Dr. Anthony Fauci said the 26-year-old nurse was cleared after five polymerase chain reaction tests came back negative for the virus.

"One of the most important things in bringing back an Ebola patient to health is to give them the kind of medical general support to allow their own body to then be able to fight off the virus and essentially get rid of the virus," Fauci said.

ID=15987106The doctor also emphasized that the risk of contracting the virus in the general public is low.

"Nina put herself in a situation where she knew it was a risk, but because of her character and her bravery — and that of her colleagues in the field — she happen to unfortunately get infected," Fauci said. "That's a different story from the general public. She was with a very sick person."

The doctor said Pham wasn't given experimental drugs during her care at the Maryland hospital.

Local officials also reacted to news of Pham's release.

"You're a hero," said Mayor Mike Rawlings from Dallas. "It's people like you that make our city great."

Pham was transported from Texas Health Presbyterian to the National Institutes of Health in Maryland five days after her diagnosis on October 12.

A nurse at Texas Health Presbyterian Hospital Dallas, Pham contracted the virus while treating Thomas Eric Duncan, the first person diagnosed with the disease on U.S. soil.

Following her diagnosis, her dog Bentley was transported from her Dallas apartment to a quarantine location in North Texas. While test results came back negative for the disease earlier this week, Bentley's scheduled to remain under quarantine until November 1.

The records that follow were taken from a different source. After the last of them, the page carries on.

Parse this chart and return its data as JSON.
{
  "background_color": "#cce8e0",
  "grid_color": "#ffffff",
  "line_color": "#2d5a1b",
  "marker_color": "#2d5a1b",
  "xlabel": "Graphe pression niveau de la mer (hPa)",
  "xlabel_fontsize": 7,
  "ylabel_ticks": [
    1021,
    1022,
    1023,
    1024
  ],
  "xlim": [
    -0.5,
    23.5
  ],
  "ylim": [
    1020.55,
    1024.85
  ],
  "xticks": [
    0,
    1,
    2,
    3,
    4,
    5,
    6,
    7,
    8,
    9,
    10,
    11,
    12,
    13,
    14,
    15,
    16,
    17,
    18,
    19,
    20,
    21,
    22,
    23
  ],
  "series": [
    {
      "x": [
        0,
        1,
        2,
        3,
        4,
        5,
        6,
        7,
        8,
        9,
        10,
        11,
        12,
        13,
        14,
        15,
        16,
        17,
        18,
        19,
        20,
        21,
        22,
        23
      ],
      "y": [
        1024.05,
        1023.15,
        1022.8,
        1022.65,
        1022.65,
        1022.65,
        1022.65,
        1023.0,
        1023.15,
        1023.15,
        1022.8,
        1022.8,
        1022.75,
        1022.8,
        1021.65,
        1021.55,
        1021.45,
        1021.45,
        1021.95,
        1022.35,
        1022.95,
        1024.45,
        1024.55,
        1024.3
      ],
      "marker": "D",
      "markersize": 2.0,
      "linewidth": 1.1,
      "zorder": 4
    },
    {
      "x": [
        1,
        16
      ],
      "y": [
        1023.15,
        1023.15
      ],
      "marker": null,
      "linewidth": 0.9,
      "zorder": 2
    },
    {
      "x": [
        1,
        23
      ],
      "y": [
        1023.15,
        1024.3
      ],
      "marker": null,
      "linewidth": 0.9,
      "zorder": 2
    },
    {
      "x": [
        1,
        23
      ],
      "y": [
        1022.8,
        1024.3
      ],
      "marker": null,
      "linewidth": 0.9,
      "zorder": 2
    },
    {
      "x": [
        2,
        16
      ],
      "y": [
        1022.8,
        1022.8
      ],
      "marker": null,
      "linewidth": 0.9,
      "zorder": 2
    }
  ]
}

As of Friday morning, a Go Fund Me account in honor of Pham raised more than $89,000.

Pham was one of two nurses in Dallas who became infected with Ebola while treating Duncan, who died of the disease October 8.

Amber Vinson's family said Wednesday that she's also free of the virus. Two days before Pham's hospital transfer, Vinson was moved from Texas Health Presbyterian to Emory University Hospital in Atlanta.